The first one is more powerful since it allows working with two or three indefinite partners; the second one has one defined partner which is allowed to interact with second partners present in a mixture of indefinite proteins. It is not the purpose here to describe the two techniques but to emphasize their advantages and drawbacks. The two hybrid techniques permit a high throughput screening of interactions between millions of potential interactions (14).

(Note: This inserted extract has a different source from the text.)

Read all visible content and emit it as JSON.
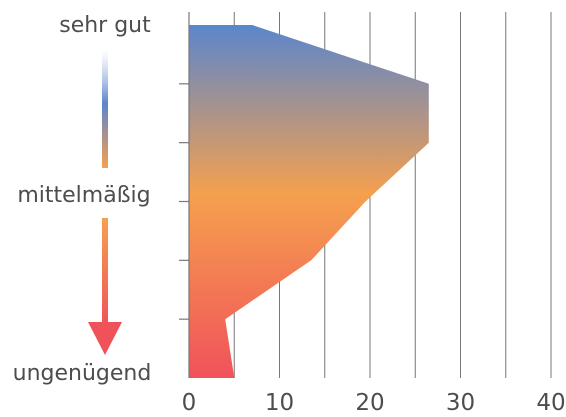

The success-rate is quite high (~80%) but false positives are not negligible. A major drawback however is the uncertainty of the kinetics of the interacting proteins.

Both hybrid systems thus allow the construction of a 3D topology of proteins interacting in the cell but lack the fourth dimension which is time. In contrast, surface plasmon resonance allows kinetic analysis of the protein-protein interaction. It has however not the high throughput capacity of the two hybrid technology and does not allow the identification of fast dissociating proteins since coupling to the mass spectrometer necessitates a few minutes which might be a long time for short but functionally significant interactions. Moreover, the sensitivity is limited to relative low molecular weight interactants (< 30 kDa). The two methods are however complementary and can be verified by other techniques such as pull down immuno-precipitation and fluorescent techniques to analyse the interaction of the identified pair. As shown in Figure 2, the interactome study is at its beginning but is increasing exponentially.